The letter, from Snuneymuxw First Nation Chief Mike Wyse, Snaw-Naw-As First Nation Chief Gordon Edwards and Nanaimo Mayor Leonard Krog follows recently discovered unmarked graves at residential schools, including more than 160 graves at Penelakut Island. The discoveries have “shaken many people to their core … and has brought tremendous pain and suffering to survivors who are constantly forced to re-live their experiences at these horrific residential schools,” the three stated in the letter.
The letter notes there have been peaceful vigils and healing ceremonies showing support for Indigenous Peoples, but some other demonstrations were followed by vandalism and arson, which are “inconsistent with the ideals of Canadians who want to see reconciliation, peace and acceptance in our communities.”

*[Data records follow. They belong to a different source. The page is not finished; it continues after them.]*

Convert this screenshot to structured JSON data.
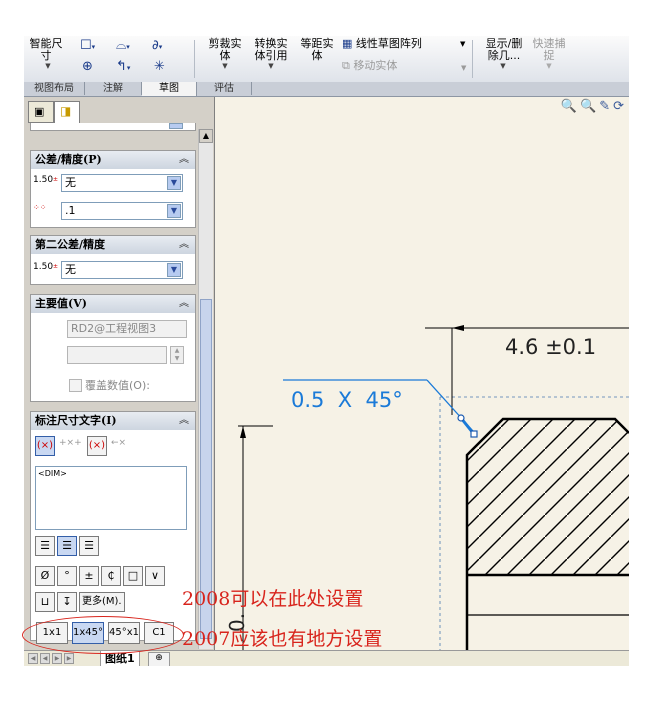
{
  "ribbon": {
    "smart_dimension": "智能尺寸",
    "trim": "剪裁实体",
    "convert": "转换实体引用",
    "offset": "等距实体",
    "linear_pattern": "线性草图阵列",
    "move_entities": "移动实体",
    "display_delete": "显示/删除几...",
    "quick_snap": "快速捕捉"
  },
  "tabs": [
    "视图布局",
    "注解",
    "草图",
    "评估"
  ],
  "panel": {
    "tolerance": {
      "title": "公差/精度(P)",
      "tol_icon": "1.50",
      "tol_value": "无",
      "precision_value": ".1"
    },
    "second_tolerance": {
      "title": "第二公差/精度",
      "tol_icon": "1.50",
      "tol_value": "无"
    },
    "primary_value": {
      "title": "主要值(V)",
      "ref_value": "RD2@工程视图3",
      "override_label": "覆盖数值(O):"
    },
    "dim_text": {
      "title": "标注尺寸文字(I)",
      "text": "<DIM>",
      "more_label": "更多(M)."
    }
  },
  "chamfer_buttons": [
    "1x1",
    "1x45°",
    "45°x1",
    "C1"
  ],
  "drawing": {
    "dim_linear": "4.6 ±0.1",
    "dim_chamfer": "0.5  X  45°",
    "dim_vertical": "0."
  },
  "sheet": {
    "tab_label": "图纸1"
  },
  "annotations": {
    "line1": "2008可以在此处设置",
    "line2": "2007应该也有地方设置"
  },
  "colors": {
    "annotation": "#d8241c",
    "dim_blue": "#1a7ad8"
  }
}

In the letter, the leaders said they are united in asking everyone to respect one another and not engage in acts of violence and vandalism. They urge people to turn to non-violent, peaceful ways to convey their “disappointment and disagreement with Canada on the treatment of Indigenous Peoples” and to “reason together, educate one another, acknowledging that we welcome diversity to mend divisions and not create them.”
Wyse, Edwards and Krog closed by saying they want everyone who calls Snuneymuxw and Snaw-Naw-As, Nanaimo and Vancouver Island home to feel safe, welcomed, loved, treated with equality and be allowed to thrive by remembering the basic foundation of being good neighbours and human beings by having mutual respect and acknowledging the importance of every person and their emotions.
RCMP confirmed Thursday that there have been no reported acts of violence or vandalism in Nanaimo related to the discoveries at residential schools.